Qualquer amada está amaldiçoada
a ser esquecida até que o seu segredo
fique preso na rede da memória.
Qualquer criança está amaldiçoada
a crescer orfã de pai
com a sua mão na boca do leão.
K. Satchidanandan
quinta-feira, março 22, 2007
o dia seguinte

J.H.W. Tischbein
ontem, o dia da poesia, fui acometido pelo meu velho desejo de roubar carteiras e não dar o dinheiro aos pobres, gastá-lo estupidamente em revistas cor-de-rosa e dropes.
algo revelador aconteceu depois: a minha mãe disse-me, à noite, que fui um parto difícil e que eu tinha sido "fada-do-lar" na casa do Goethe, numa outra encarnação. fiquei surpreendidíssimo com estas afirmações, não sabia que a minha mãe conhecia Goethe. já admiti publicamente que gosto de limpar e aproveitar palavras que os outros deitam fora para depois reescrevê-las ao contrário, fora do sítio, sem qualquer tipo de ordem ou lógica. nada mais do que isto.
antidesparasitante
o sacana do gato que não perde pela demora! é guerra aberta: logo vou por piña colada no pratinho em vez do leitinho do dia.
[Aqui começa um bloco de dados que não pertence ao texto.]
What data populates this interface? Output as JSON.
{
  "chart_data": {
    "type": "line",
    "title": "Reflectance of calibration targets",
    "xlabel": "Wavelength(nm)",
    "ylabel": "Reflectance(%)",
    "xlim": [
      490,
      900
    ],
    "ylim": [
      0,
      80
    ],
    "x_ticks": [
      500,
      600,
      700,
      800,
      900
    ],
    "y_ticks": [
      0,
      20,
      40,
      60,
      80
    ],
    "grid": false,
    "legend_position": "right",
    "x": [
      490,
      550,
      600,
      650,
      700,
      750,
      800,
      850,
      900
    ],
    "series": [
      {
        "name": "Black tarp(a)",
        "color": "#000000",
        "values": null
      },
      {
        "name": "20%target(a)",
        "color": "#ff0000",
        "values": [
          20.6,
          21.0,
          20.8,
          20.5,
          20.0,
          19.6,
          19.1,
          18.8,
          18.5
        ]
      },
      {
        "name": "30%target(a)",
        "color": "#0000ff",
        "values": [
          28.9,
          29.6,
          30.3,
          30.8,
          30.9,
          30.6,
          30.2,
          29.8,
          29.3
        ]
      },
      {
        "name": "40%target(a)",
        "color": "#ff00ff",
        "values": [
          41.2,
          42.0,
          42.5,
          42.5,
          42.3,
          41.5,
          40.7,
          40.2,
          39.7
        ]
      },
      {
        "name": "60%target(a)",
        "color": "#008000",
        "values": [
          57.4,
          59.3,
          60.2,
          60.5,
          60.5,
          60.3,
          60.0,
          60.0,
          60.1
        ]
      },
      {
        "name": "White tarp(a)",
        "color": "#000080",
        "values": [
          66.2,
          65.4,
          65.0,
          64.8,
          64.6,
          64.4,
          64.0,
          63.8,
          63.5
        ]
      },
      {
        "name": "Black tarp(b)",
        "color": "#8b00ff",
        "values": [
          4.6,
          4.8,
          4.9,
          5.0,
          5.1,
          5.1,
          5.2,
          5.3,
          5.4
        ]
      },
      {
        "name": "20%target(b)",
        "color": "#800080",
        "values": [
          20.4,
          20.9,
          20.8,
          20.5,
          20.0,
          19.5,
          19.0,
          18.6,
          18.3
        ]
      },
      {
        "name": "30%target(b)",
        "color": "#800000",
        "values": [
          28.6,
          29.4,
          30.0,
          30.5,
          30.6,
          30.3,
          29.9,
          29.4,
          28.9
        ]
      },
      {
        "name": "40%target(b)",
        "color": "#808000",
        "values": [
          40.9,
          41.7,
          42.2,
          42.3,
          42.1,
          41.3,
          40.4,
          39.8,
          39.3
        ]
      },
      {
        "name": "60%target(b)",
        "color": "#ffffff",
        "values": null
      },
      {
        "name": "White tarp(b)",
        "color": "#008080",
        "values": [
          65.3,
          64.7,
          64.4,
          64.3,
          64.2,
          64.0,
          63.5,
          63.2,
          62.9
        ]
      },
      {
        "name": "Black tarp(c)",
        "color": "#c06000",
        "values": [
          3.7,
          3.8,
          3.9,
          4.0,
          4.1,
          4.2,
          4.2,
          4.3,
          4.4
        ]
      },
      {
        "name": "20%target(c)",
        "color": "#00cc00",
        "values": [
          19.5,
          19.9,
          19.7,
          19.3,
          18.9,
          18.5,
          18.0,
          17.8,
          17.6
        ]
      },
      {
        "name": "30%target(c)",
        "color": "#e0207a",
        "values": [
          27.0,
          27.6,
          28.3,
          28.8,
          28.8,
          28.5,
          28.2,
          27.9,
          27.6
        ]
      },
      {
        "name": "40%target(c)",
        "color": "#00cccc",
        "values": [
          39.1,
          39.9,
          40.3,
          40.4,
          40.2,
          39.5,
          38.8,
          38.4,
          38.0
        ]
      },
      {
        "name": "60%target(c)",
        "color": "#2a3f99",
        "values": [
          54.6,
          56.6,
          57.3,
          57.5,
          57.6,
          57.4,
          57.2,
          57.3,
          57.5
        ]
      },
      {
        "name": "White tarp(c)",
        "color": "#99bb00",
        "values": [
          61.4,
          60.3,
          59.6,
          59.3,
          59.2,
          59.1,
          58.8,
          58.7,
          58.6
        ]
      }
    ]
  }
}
quarta-feira, março 21, 2007
Águas Furtadas nº 10
segunda-feira, março 19, 2007
baralho os primeiros Sinais deste ano

R B Kitaj
enterro-os no jardim interior do prédio
(todos nós deveríamos ter um pequeno quintal
a minha generosa vizinha
acolheu o sol
meteu-o dentro de si
cantando e celebrando
afinal é menino e
está tudo bem
do meu lado da parede
monto outra vez a cama de ferro
a tua pele traz de volta
a minha infância
quando ainda tinha dentes
e lágrimas
do outro lado da estrada
Pedro e Inês abraçam-se
no velho jardim e
negoceiam a eternidade
sexta-feira, março 16, 2007
Despedida
Desta vez não houve sangue, suor e muito menos lágrimas. Fitei-a por breves instantes. Procurei os meus sapatos e calcei-me, mesmo ali, de pé. Terminei o meu copo de whisky que, apesar dos antibióticos, tomava teimosamente todas as noites. Dirigi-me à cozinha, peguei na torradeira eléctrica e vim-me embora. Não me lembro de ter batido violentamente com a porta.
O porteiro, que não estava no seu local de trabalho quando entrei no prédio, não me cumprimentou como de costume, nem sequer desviou o olhar do pequeno televisor.
Começou a chuviscar quando finalmente saí.